Two studies have previously estimated the heritability of dysmorphic concerns in adults using the same instrument as administered in this study (DCQ). One study consisting of 3544 adult female twins (mean age of 57) recruited from the TwinsUK registry estimated the heritability at 44% (95% CI 37–50%). In the other twin study (N = 2495), consisting of twins of both sexes with a mean age of 35, recruited from the Australian Twin Registry, the heritability was 42% (95% 30–52%). Our heritability estimates were largest at age 15, and then tended to non-significantly decrease with age but, in general, the heritability estimates in the current study are in line with those previously reported in adults (Monzani et al. 2011; López-Solà et al. 2014). Further longitudinal studies of the development of BDD symptoms across the lifespan are needed in order to evaluate whether the relative genetic and environmental factors on BDD symptoms vary over time, as suggested in other disorders such as OCD (Krebs et al. 2014; Zilhão et al. 2015). The results confirm that BDD has a genetic basis and should encourage researchers to initiate collaborations to gather sufficient DNA samples for study of associated genetic markers; given the suspected shared etiology with other disorders in the OCD spectrum (Monzani et al. 2014), recent advances in OCD genetics (Mattheisen et al. 2015; Noh et al. 2017) may help accelerate the discovery of BDD-related genes as well.

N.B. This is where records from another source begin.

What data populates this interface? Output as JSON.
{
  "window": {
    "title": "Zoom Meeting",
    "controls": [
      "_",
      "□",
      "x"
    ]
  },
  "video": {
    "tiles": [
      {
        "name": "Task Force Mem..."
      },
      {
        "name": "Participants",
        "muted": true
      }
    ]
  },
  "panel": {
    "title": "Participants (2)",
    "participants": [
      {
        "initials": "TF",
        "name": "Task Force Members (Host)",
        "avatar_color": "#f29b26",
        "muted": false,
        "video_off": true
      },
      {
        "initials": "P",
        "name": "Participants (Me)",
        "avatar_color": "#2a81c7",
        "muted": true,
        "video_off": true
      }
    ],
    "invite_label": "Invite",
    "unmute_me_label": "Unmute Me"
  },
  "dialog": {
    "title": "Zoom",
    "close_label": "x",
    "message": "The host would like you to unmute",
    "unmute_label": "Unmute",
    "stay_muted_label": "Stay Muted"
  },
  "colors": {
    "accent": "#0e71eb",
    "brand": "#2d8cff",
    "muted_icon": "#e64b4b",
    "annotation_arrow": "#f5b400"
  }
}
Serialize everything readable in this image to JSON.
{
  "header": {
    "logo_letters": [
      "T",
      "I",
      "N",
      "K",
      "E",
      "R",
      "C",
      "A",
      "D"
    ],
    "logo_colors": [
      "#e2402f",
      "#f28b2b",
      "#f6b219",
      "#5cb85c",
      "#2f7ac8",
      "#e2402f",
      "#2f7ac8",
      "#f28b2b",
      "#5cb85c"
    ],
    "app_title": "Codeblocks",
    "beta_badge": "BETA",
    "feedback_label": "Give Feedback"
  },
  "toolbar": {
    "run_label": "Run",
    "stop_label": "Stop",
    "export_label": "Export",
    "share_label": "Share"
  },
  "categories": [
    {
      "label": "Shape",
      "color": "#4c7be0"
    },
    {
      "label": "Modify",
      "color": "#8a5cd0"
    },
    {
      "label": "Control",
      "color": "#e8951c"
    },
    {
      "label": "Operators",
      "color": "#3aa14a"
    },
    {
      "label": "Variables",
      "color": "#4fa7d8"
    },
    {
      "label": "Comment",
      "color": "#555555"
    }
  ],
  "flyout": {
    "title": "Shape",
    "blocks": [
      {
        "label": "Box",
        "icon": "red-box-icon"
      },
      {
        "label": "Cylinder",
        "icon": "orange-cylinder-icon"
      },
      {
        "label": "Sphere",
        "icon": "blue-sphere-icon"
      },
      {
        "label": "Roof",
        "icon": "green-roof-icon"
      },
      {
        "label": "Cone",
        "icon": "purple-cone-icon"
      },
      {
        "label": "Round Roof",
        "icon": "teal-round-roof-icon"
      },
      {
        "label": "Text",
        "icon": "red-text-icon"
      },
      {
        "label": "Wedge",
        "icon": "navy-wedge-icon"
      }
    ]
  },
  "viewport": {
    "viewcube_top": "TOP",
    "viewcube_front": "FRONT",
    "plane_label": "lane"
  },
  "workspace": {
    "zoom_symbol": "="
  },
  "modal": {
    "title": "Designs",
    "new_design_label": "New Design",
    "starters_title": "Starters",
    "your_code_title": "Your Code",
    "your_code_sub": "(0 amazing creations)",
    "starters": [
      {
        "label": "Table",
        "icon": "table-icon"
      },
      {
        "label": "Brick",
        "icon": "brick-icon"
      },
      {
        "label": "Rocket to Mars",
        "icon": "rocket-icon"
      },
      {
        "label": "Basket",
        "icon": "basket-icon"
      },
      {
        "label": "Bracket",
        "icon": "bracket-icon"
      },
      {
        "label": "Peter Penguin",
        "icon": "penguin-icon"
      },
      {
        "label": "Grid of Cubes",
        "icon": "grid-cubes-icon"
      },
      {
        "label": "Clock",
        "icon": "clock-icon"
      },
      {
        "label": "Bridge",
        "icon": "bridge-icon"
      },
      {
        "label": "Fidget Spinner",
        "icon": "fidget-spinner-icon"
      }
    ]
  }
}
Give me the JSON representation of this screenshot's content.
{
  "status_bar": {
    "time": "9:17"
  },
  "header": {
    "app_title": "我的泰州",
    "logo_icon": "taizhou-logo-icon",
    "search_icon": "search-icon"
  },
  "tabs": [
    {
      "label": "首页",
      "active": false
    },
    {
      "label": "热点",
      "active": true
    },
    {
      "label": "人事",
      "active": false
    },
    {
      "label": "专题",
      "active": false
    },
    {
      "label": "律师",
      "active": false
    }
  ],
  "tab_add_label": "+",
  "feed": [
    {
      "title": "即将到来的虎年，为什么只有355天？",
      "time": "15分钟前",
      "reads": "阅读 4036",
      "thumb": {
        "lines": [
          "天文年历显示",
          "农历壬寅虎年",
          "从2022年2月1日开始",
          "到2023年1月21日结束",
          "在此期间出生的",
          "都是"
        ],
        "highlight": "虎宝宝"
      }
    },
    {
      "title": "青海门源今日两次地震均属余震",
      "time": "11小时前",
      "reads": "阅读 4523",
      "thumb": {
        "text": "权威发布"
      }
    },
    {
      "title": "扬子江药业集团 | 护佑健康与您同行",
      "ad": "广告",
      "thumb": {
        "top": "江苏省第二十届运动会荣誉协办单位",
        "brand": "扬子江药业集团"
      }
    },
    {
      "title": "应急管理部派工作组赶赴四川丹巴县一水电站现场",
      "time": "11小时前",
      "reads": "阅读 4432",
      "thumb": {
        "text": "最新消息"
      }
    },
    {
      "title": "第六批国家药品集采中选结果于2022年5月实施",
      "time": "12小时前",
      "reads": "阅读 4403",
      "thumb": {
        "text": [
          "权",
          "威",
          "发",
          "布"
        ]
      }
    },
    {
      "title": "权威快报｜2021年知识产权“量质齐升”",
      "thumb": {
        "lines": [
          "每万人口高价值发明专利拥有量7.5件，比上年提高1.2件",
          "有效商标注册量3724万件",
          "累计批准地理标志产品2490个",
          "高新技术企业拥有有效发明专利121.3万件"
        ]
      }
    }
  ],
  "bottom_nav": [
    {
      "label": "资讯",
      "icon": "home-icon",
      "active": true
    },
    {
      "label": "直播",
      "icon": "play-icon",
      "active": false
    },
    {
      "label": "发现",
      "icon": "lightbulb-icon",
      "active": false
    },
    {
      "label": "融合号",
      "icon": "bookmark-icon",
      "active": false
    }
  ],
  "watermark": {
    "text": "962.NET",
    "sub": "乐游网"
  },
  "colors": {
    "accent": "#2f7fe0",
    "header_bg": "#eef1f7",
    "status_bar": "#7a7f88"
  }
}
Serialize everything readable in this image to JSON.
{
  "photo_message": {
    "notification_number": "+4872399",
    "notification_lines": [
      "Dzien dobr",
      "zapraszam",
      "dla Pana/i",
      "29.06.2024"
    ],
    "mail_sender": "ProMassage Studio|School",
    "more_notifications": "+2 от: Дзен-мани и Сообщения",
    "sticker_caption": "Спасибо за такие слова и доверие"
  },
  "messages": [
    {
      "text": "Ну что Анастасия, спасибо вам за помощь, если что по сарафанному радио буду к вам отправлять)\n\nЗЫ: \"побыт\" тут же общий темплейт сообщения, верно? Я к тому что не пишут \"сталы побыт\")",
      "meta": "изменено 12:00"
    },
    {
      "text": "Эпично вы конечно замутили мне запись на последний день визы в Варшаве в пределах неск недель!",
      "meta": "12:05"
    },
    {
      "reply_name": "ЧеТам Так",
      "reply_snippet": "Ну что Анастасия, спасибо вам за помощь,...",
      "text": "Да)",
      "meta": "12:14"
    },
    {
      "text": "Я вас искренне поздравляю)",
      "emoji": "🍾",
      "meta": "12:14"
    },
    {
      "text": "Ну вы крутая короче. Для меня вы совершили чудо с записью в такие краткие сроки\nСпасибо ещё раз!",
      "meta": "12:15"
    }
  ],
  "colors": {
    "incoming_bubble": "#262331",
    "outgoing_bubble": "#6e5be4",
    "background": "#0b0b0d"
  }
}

Across the cohorts, the shared environment was negligible. Instead, unique environmental factors contributed to the risk of developing body dysmorphic concerns. No environmental risk factors for BDD have yet been identified, although, some research suggests that young people with BDD report more appearance-related teasing (Buhlmann et al. 2007). Since non-shared environment constitutes a substantial proportion of the variance in the phenotypic expression, future population-based research is needed to identify the nature of these risk factors. This has recently been done in OCD, where for example, smoking during pregnancy or a range of obstetric complications were associated with a higher risk of developing OCD while controlling for familial confounders (Brander et al. 2016).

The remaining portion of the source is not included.